Am Anfang stand der Schmerz. Für eine Weile war sogar nicht mehr an Fußball zu denken. Als 15-Jähriger war er in wenigen Monaten fast zehn Zentimeter in die Höhe geschossen, die Wachstumsschübe hatten unerträgliche Rückenschmerzen zur Folge.
"Ich konnte kaum laufen", sagt er über die schlimmste Zeit seines Lebens. Das war 2004. Sechs Jahre später sprintet Gareth Bale die Seitenlinien der Premier League und Champions League rauf und runter, als ob es kein Morgen gäbe.

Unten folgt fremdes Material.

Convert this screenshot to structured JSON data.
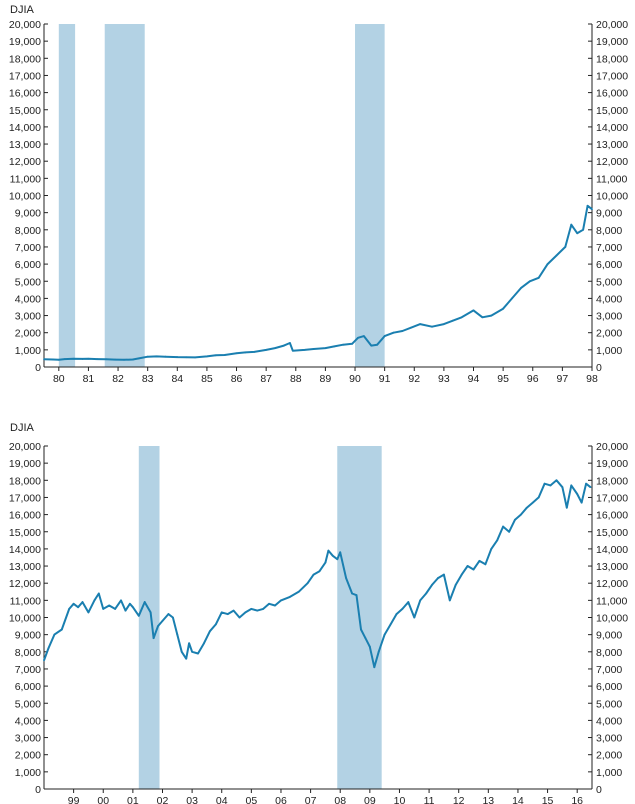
{
  "colors": {
    "line": "#1a7fb0",
    "recession_shade": "#b3d2e4",
    "axis": "#222222"
  },
  "chart_data": [
    {
      "type": "line",
      "ylabel": "DJIA",
      "ylim": [
        0,
        20000
      ],
      "yticks": [
        "0",
        "1,000",
        "2,000",
        "3,000",
        "4,000",
        "5,000",
        "6,000",
        "7,000",
        "8,000",
        "9,000",
        "10,000",
        "11,000",
        "12,000",
        "13,000",
        "14,000",
        "15,000",
        "16,000",
        "17,000",
        "18,000",
        "19,000",
        "20,000"
      ],
      "xlim": [
        1979.5,
        1998.0
      ],
      "xticks": [
        {
          "label": "80",
          "x": 1980
        },
        {
          "label": "81",
          "x": 1981
        },
        {
          "label": "82",
          "x": 1982
        },
        {
          "label": "83",
          "x": 1983
        },
        {
          "label": "84",
          "x": 1984
        },
        {
          "label": "85",
          "x": 1985
        },
        {
          "label": "86",
          "x": 1986
        },
        {
          "label": "87",
          "x": 1987
        },
        {
          "label": "88",
          "x": 1988
        },
        {
          "label": "89",
          "x": 1989
        },
        {
          "label": "90",
          "x": 1990
        },
        {
          "label": "91",
          "x": 1991
        },
        {
          "label": "92",
          "x": 1992
        },
        {
          "label": "93",
          "x": 1993
        },
        {
          "label": "94",
          "x": 1994
        },
        {
          "label": "95",
          "x": 1995
        },
        {
          "label": "96",
          "x": 1996
        },
        {
          "label": "97",
          "x": 1997
        },
        {
          "label": "98",
          "x": 1998
        }
      ],
      "recessions": [
        [
          1980.0,
          1980.55
        ],
        [
          1981.55,
          1982.9
        ],
        [
          1990.0,
          1991.0
        ]
      ],
      "series": [
        {
          "x": [
            1979.5,
            1979.8,
            1980.0,
            1980.2,
            1980.5,
            1980.8,
            1981.0,
            1981.3,
            1981.6,
            1981.9,
            1982.2,
            1982.5,
            1982.7,
            1983.0,
            1983.3,
            1983.6,
            1984.0,
            1984.3,
            1984.6,
            1985.0,
            1985.3,
            1985.6,
            1986.0,
            1986.3,
            1986.6,
            1987.0,
            1987.3,
            1987.6,
            1987.8,
            1987.9,
            1988.3,
            1988.6,
            1989.0,
            1989.3,
            1989.6,
            1989.9,
            1990.1,
            1990.3,
            1990.55,
            1990.75,
            1991.0,
            1991.3,
            1991.6,
            1991.9,
            1992.2,
            1992.6,
            1993.0,
            1993.3,
            1993.6,
            1994.0,
            1994.3,
            1994.6,
            1995.0,
            1995.3,
            1995.6,
            1995.9,
            1996.2,
            1996.5,
            1996.8,
            1997.1,
            1997.3,
            1997.5,
            1997.7,
            1997.85,
            1998.0
          ],
          "y": [
            450,
            440,
            420,
            460,
            480,
            470,
            480,
            460,
            450,
            430,
            420,
            440,
            500,
            600,
            620,
            600,
            580,
            570,
            560,
            620,
            680,
            700,
            800,
            850,
            880,
            1000,
            1100,
            1250,
            1400,
            950,
            1000,
            1050,
            1100,
            1200,
            1300,
            1350,
            1700,
            1800,
            1250,
            1300,
            1800,
            2000,
            2100,
            2300,
            2500,
            2350,
            2500,
            2700,
            2900,
            3300,
            2900,
            3000,
            3400,
            4000,
            4600,
            5000,
            5200,
            6000,
            6500,
            7000,
            8300,
            7800,
            8000,
            9400,
            9200
          ]
        }
      ]
    },
    {
      "type": "line",
      "ylabel": "DJIA",
      "ylim": [
        0,
        20000
      ],
      "yticks": [
        "0",
        "1,000",
        "2,000",
        "3,000",
        "4,000",
        "5,000",
        "6,000",
        "7,000",
        "8,000",
        "9,000",
        "10,000",
        "11,000",
        "12,000",
        "13,000",
        "14,000",
        "15,000",
        "16,000",
        "17,000",
        "18,000",
        "19,000",
        "20,000"
      ],
      "xlim": [
        1998.0,
        2016.5
      ],
      "xticks": [
        {
          "label": "99",
          "x": 1999
        },
        {
          "label": "00",
          "x": 2000
        },
        {
          "label": "01",
          "x": 2001
        },
        {
          "label": "02",
          "x": 2002
        },
        {
          "label": "03",
          "x": 2003
        },
        {
          "label": "04",
          "x": 2004
        },
        {
          "label": "05",
          "x": 2005
        },
        {
          "label": "06",
          "x": 2006
        },
        {
          "label": "07",
          "x": 2007
        },
        {
          "label": "08",
          "x": 2008
        },
        {
          "label": "09",
          "x": 2009
        },
        {
          "label": "10",
          "x": 2010
        },
        {
          "label": "11",
          "x": 2011
        },
        {
          "label": "12",
          "x": 2012
        },
        {
          "label": "13",
          "x": 2013
        },
        {
          "label": "14",
          "x": 2014
        },
        {
          "label": "15",
          "x": 2015
        },
        {
          "label": "16",
          "x": 2016
        }
      ],
      "recessions": [
        [
          2001.2,
          2001.9
        ],
        [
          2007.9,
          2009.4
        ]
      ],
      "series": [
        {
          "x": [
            1998.0,
            1998.15,
            1998.35,
            1998.6,
            1998.85,
            1999.0,
            1999.15,
            1999.3,
            1999.5,
            1999.7,
            1999.85,
            2000.0,
            2000.2,
            2000.4,
            2000.6,
            2000.75,
            2000.9,
            2001.0,
            2001.2,
            2001.4,
            2001.6,
            2001.7,
            2001.85,
            2002.0,
            2002.2,
            2002.35,
            2002.5,
            2002.65,
            2002.8,
            2002.9,
            2003.0,
            2003.2,
            2003.4,
            2003.6,
            2003.8,
            2004.0,
            2004.2,
            2004.4,
            2004.6,
            2004.8,
            2005.0,
            2005.2,
            2005.4,
            2005.6,
            2005.8,
            2006.0,
            2006.3,
            2006.6,
            2006.9,
            2007.1,
            2007.3,
            2007.5,
            2007.6,
            2007.75,
            2007.9,
            2008.0,
            2008.2,
            2008.4,
            2008.55,
            2008.7,
            2008.85,
            2009.0,
            2009.15,
            2009.3,
            2009.5,
            2009.7,
            2009.9,
            2010.1,
            2010.3,
            2010.5,
            2010.7,
            2010.9,
            2011.1,
            2011.3,
            2011.5,
            2011.7,
            2011.9,
            2012.1,
            2012.3,
            2012.5,
            2012.7,
            2012.9,
            2013.1,
            2013.3,
            2013.5,
            2013.7,
            2013.9,
            2014.1,
            2014.3,
            2014.5,
            2014.7,
            2014.9,
            2015.1,
            2015.3,
            2015.5,
            2015.65,
            2015.8,
            2016.0,
            2016.15,
            2016.3,
            2016.45
          ],
          "y": [
            7500,
            8200,
            9000,
            9300,
            10500,
            10800,
            10600,
            10900,
            10300,
            11000,
            11400,
            10500,
            10700,
            10500,
            11000,
            10400,
            10800,
            10600,
            10100,
            10900,
            10300,
            8800,
            9500,
            9800,
            10200,
            10000,
            9000,
            8000,
            7600,
            8500,
            8000,
            7900,
            8500,
            9200,
            9600,
            10300,
            10200,
            10400,
            10000,
            10300,
            10500,
            10400,
            10500,
            10800,
            10700,
            11000,
            11200,
            11500,
            12000,
            12500,
            12700,
            13200,
            13900,
            13600,
            13400,
            13800,
            12300,
            11400,
            11300,
            9300,
            8800,
            8300,
            7100,
            8000,
            9000,
            9600,
            10200,
            10500,
            10900,
            10000,
            11000,
            11400,
            11900,
            12300,
            12500,
            11000,
            11900,
            12500,
            13000,
            12800,
            13300,
            13100,
            14000,
            14500,
            15300,
            15000,
            15700,
            16000,
            16400,
            16700,
            17000,
            17800,
            17700,
            18000,
            17600,
            16400,
            17700,
            17200,
            16700,
            17800,
            17600
          ]
        }
      ]
    }
  ]
}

Es ist sicherlich nicht die Geschichte eines medizinischen Wunders. Keine Story, die man sich am Kaminfeuer erzählt. Aber es ist die bemerkenswerte Geschichte eines jungen Fußballers, der Schicksalsschläge mit Leichtigkeit zu überwinden scheint und gestärkt daraus hervor geht. Immer das Ziel vor Augen, einmal zu den Besten der Welt zu gehören. Wenn er das nicht schon tut.
So gut wie Messi?
"Ich bemesse Spieler anhand von drei Kategorien: Einstellung, Intelligenz und Können - er ist in allen dreien herausragend", sagt Brian Flynn, und der muss es wissen. Der Waliser coacht seit 2004 die U 21 seines Landes, für die Bale 13-mal auflief, und ist seit kurzem auch Interimscoach der A-Nationalmannschaft.
Laut Flynn könne man Bale vom Potenzial her ruhig mit einem gewissen Lionel Messi vergleichen: "Die Zeit wird das zeigen. Er ist erst 21. Messi ist 23 - in zwei Jahren sehen wir, ob Gareth dieses Level erreicht."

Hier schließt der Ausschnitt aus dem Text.